The security presence on Wednesday was formidable. About 15,000 police were dispatched to the protest area near Democracy Monument, built to commemorate the end of absolute monarchy in 1932. Public buses were parked to block the path toward Government House.
Thai political history is littered with army coups that have nullified the results of national elections. The junta leaders that conceived of the past two putsches justified their actions as necessary to protect the monarchy from naysayers. The last coup, in 2014, was followed by the passage of an army-drafted Constitution that has eroded democratic institutions further. The Senate, for instance, is now entirely appointed.
The protesters have called for a new charter and for fresh elections, after a national vote last year that was dismissed by some international observers as neither free nor fair.

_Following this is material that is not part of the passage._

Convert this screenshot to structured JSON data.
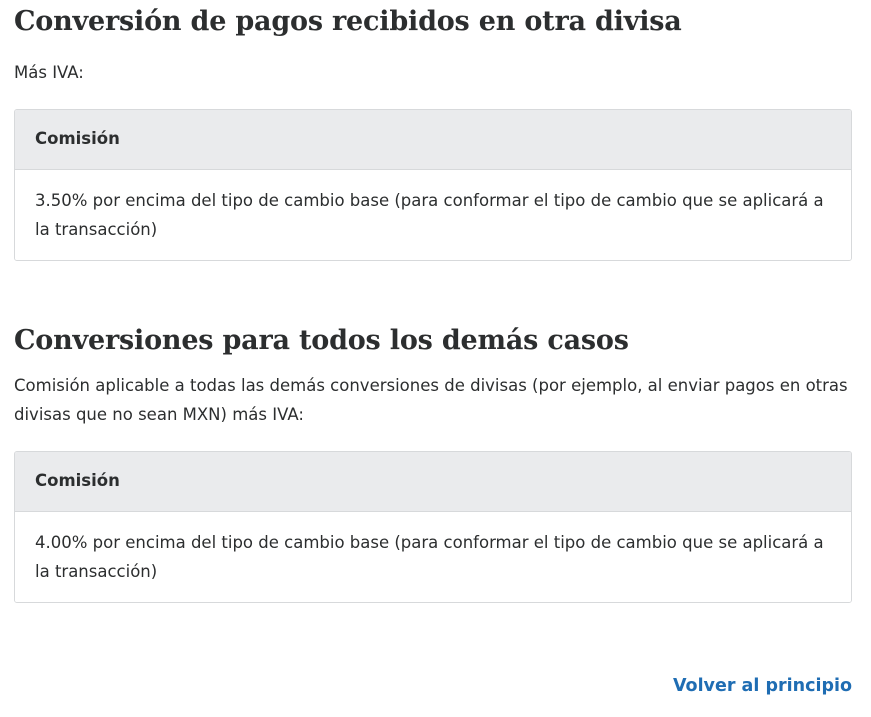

“We have been imprisoned in a special prison called Thailand for a long time,” said Attapon Buapat, another protest speaker.

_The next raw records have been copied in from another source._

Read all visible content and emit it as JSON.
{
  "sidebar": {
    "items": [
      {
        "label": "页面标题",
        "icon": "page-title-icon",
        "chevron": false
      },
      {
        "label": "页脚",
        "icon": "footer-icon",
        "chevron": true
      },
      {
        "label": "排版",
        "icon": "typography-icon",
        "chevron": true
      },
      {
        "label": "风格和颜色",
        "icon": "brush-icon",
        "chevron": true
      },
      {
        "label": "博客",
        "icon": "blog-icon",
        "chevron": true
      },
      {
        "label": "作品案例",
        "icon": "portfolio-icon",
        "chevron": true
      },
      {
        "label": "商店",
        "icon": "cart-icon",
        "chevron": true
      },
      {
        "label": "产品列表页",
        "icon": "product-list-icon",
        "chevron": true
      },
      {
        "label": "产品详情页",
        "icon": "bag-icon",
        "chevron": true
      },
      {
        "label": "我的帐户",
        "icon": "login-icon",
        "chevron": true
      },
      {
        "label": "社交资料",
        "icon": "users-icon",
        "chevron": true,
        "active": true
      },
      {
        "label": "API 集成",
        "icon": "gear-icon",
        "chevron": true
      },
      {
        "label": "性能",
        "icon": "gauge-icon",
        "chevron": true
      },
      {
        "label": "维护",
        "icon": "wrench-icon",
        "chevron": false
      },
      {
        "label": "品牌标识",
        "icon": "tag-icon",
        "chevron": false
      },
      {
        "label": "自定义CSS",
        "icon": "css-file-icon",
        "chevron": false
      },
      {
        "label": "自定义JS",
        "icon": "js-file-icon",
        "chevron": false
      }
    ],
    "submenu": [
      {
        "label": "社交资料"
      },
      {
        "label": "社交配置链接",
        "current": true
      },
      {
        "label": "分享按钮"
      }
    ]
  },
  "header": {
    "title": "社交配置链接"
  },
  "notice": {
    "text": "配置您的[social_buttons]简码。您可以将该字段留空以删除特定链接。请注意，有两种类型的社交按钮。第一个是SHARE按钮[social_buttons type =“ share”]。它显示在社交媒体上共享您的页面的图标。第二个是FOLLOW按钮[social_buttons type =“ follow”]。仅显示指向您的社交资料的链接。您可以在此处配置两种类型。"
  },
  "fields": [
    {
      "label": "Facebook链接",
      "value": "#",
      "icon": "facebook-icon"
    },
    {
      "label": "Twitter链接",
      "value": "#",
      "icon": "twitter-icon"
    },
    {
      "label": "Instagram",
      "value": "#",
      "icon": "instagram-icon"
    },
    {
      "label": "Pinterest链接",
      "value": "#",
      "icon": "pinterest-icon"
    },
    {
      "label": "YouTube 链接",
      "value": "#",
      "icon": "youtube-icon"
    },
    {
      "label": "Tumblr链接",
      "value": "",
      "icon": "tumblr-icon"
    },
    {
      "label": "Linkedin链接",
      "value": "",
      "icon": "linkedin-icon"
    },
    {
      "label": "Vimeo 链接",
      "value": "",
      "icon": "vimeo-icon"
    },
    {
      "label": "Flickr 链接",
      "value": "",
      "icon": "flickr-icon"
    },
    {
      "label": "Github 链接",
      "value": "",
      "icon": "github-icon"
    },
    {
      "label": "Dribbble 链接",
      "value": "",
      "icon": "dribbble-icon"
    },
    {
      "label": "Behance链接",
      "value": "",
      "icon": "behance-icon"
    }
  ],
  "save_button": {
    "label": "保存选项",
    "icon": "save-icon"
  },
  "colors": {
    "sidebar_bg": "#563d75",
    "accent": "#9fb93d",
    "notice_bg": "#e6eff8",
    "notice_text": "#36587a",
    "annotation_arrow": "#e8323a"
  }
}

The protest movement has woven together disparate strands of dissatisfaction, ranging from frustration with school uniform rules to anger at the lavish lifestyle of the king at a time when a coronavirus ban on international tourism has hit Thailand’s economy hard.
The date of the protest on Wednesday evoked a student-led uprising on Oct. 14, 1973 that led to the toppling of a military dictatorship. During the turmoil, under the reign of the current king’s father, the gates to one of the royal palaces were opened to shelter students fleeing the gunfire.
Three years later, however, security forces and paramilitary mobs killed scores of student protesters. Right-wing rule was restored to Thailand.
On Wednesday evening, after dark fell, a group of protesters tried to extend part of the rally toward a royal palace. But rows of yellow-shirted royalists stood guard. The protesters fell back. By Thursday morning, they were all gone.
Panusaya Sithijirawattanakul, a protest leader who has been one of the fiercest critics of the monarchy’s role in Thai society, even as she has cautioned that she does not want the royal institution overthrown, said on Thursday morning that the right to free assembly should be guaranteed in a democracy.
“It is the fundamental right of all human beings from birth,” Ms. Panusaya said. “The emergency decree could be interpreted as the monarchy setting itself up as an opponent of democracy.”